One way or the other, most readers will share our goal: to learn just what they need in Mathematica in the shortest possible time. Often the newcomer debates the trade-off of beginning a new project in a familiar programming language versus facing the learning curve in a new language that may be superior for the work in the long run. A more intimidating trade-off is presented when a substantial amount of time has already been invested in writing a program in a language and one considers re-writing it in the new language.
I sympathize deeply with these concerns. But I would suggest that moving toward a higher-level programming language is a solid choice--like investing money rather than spending it. Because after a period of investment in learning the language, you will experience not only the joy and power of getting more done in less time, but also of having more control and conceiving your programs at a higher level. That value is inestimable.
Second, you might consider what I once heard a very experienced programmer say in an Object-Oriented Programming course: "Program for a month or two, and then re-consider the organization of your program and throw your rough draft away.
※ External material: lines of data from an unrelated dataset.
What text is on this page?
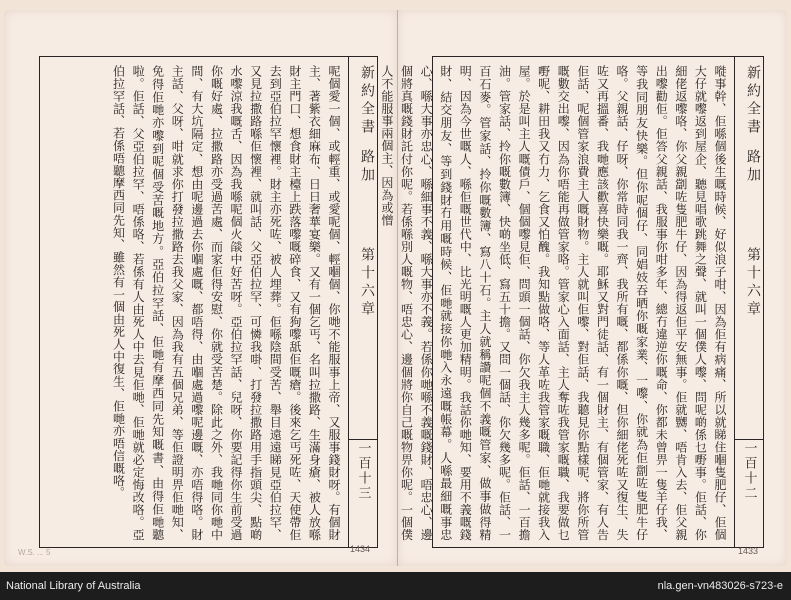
新約全書
路加
第十六章
一百十三
呢個愛一個、或輕重、或愛呢個、輕嗰個、你哋不能服事上帝、又服事錢財呀。有個財主、著紫衣細麻布、日日奢華宴樂。又有一個乞丐、名叫拉撒路、生滿身瘡、被人放喺財主門口、想食財主檯上跌落嚟嘅碎食、又有狗嚟舐佢嘅瘡。後來乞丐死咗、天使帶佢去到亞伯拉罕懷裡。財主亦死咗、被人埋葬。佢喺陰間受苦、舉目遠遠睇見亞伯拉罕、又見拉撒路喺佢懷裡、就叫話、父亞伯拉罕、可憐我啩、打發拉撒路用手指頭尖、點啲水嚟涼我嘅舌、因為我喺呢個火燄中好苦呀。亞伯拉罕話、兒呀、你要記得你生前受過你嘅好處、拉撒路亦受過苦處、而家佢得安慰、你就受苦楚。除此之外、我哋同你哋中間、有大坑隔定、想由呢邊過去你嗰處嘅、都唔得、由嗰處過嚟呢邊嘅、亦唔得咯。財主話、父呀、咁就求你打發拉撒路去我父家、因為我有五個兄弟、等佢證明畀佢哋知、免得佢哋亦嚟到呢個受苦嘅地方。亞伯拉罕話、佢哋有摩西同先知嘅書、由得佢哋聽啦。佢話、父亞伯拉罕、唔係咯、若係有人由死人中去見佢哋、佢哋就必定悔改咯。亞伯拉罕話、若係唔聽摩西同先知、雖然有一個由死人中復生、佢哋亦唔信嘅咯。	新約全書
路加
第十六章
一百十二
嘥事幹、佢喺個後生嘅時候、好似浪子咁、因為佢有病痛、所以就睇住嗰隻肥仔、佢個大仔就嚟返到屋企、聽見唱歌跳舞之聲、就叫一個僕人嚟、問呢啲係乜嘢事。佢話、你細佬返嚟咯、你父親劏咗隻肥牛仔、因為得返佢平安無事。佢就嬲、唔肯入去、佢父親出嚟勸佢。佢答父親話、我服事你咁多年、總冇違逆你嘅命、你都未曾畀一隻羊仔我、等我同朋友快樂。但你呢個仔、同娼妓吞晒你嘅家業、一嚟、你就為佢劏咗隻肥牛仔咯。父親話、仔呀、你常時同我一齊、我所有嘅、都係你嘅、但你細佬死咗又復生、失咗又再搵番、我哋應該歡喜快樂嘅。耶穌又對門徒話、有一個財主、有個管家、有人告佢話、呢個管家浪費主人嘅財物。主人就叫佢嚟、對佢話、我聽見你點樣呢、將你所管嘅數交出嚟、因為你唔能再做管家咯。管家心入面話、主人奪咗我管家嘅職、我要做乜嘢呢、耕田我又冇力、乞食又怕醜。我知點做咯、等人革咗我管家嘅職、佢哋就接我入屋。於是叫主人嘅債戶、個個嚟見佢、問頭一個話、你欠我主人幾多呢。佢話、一百擔油。管家話、拎你嘅數簿、快啲坐低、寫五十擔。又問一個話、你欠幾多呢。佢話、一百石麥。管家話、拎你嘅數簿、寫八十石。主人就稱讚呢個不義嘅管家、做事做得精明、因為今世嘅人、喺佢嘅世代中、比光明嘅人更加精明。我話你哋知、要用不義嘅錢財、結交朋友、等到錢財冇用嘅時候、佢哋就接你哋入永遠嘅帳幕。人喺最細嘅事忠心、喺大事亦忠心、喺細事不義、喺大事亦不義。若係你哋喺不義嘅錢財、唔忠心、邊個將真嘅錢財託付你呢。若係喺別人嘅物、唔忠心、邊個將你自己嘅物畀你呢。一個僕人不能服事兩個主、因為或憎
W.S. ... 5	1434	1433
National Library of Australia	nla.gen-vn483026-s723-e
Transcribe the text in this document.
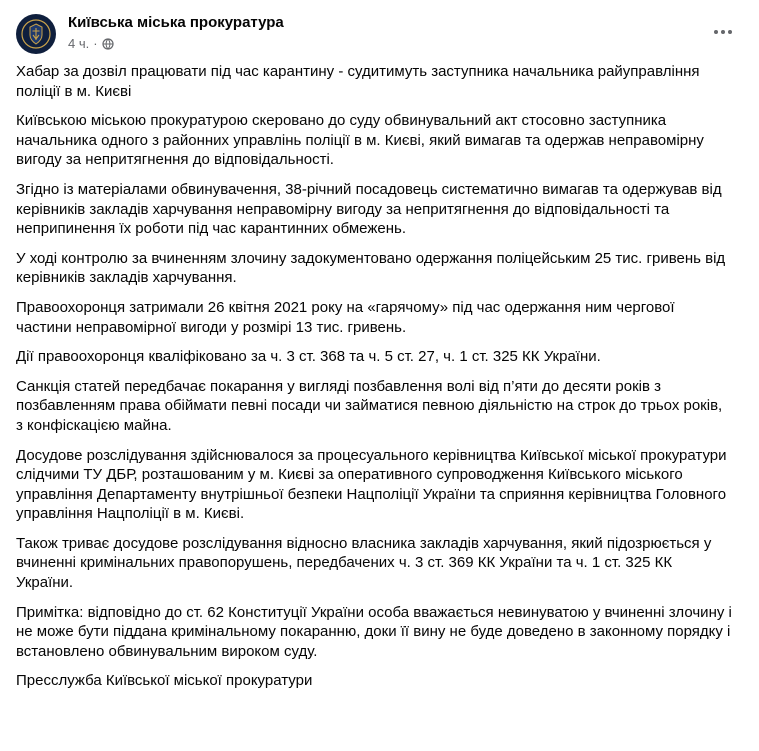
Київська міська прокуратура
4 ч. ·

Хабар за дозвіл працювати під час карантину - судитимуть заступника начальника райуправління поліції в м. Києві

Київською міською прокуратурою скеровано до суду обвинувальний акт стосовно заступника начальника одного з районних управлінь поліції в м. Києві, який вимагав та одержав неправомірну вигоду за непритягнення до відповідальності.

Згідно із матеріалами обвинувачення, 38-річний посадовець систематично вимагав та одержував від керівників закладів харчування неправомірну вигоду за непритягнення до відповідальності та неприпинення їх роботи під час карантинних обмежень.

У ході контролю за вчиненням злочину задокументовано одержання поліцейським 25 тис. гривень від керівників закладів харчування.

Правоохоронця затримали 26 квітня 2021 року на «гарячому» під час одержання ним чергової частини неправомірної вигоди у розмірі 13 тис. гривень.

Дії правоохоронця кваліфіковано за ч. 3 ст. 368 та ч. 5 ст. 27, ч. 1 ст. 325 КК України.

Санкція статей передбачає покарання у вигляді позбавлення волі від п’яти до десяти років з позбавленням права обіймати певні посади чи займатися певною діяльністю на строк до трьох років, з конфіскацією майна.

Досудове розслідування здійснювалося за процесуального керівництва Київської міської прокуратури слідчими ТУ ДБР, розташованим у м. Києві за оперативного супроводження Київського міського управління Департаменту внутрішньої безпеки Нацполіції України та сприяння керівництва Головного управління Нацполіції в м. Києві.

Також триває досудове розслідування відносно власника закладів харчування, який підозрюється у вчиненні кримінальних правопорушень, передбачених ч. 3 ст. 369 КК України та ч. 1 ст. 325 КК України.

Примітка: відповідно до ст. 62 Конституції України особа вважається невинуватою у вчиненні злочину і не може бути піддана кримінальному покаранню, доки її вину не буде доведено в законному порядку і встановлено обвинувальним вироком суду.

Пресслужба Київської міської прокуратури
You'll more than make up the time with a superior architecture and rather than struggling with one sand trap after another, glide through the fairways with the benefit of 20-20 hindsight." That remark applies to moving from a lower-level language to a higher-level one.
This book focuses on programming in Mathematica, but Mathematica is much, much more than a powerful programming language--it is a scientific computing environment. I predict it will grow in useful functionality quicker than any of us can keep up with it.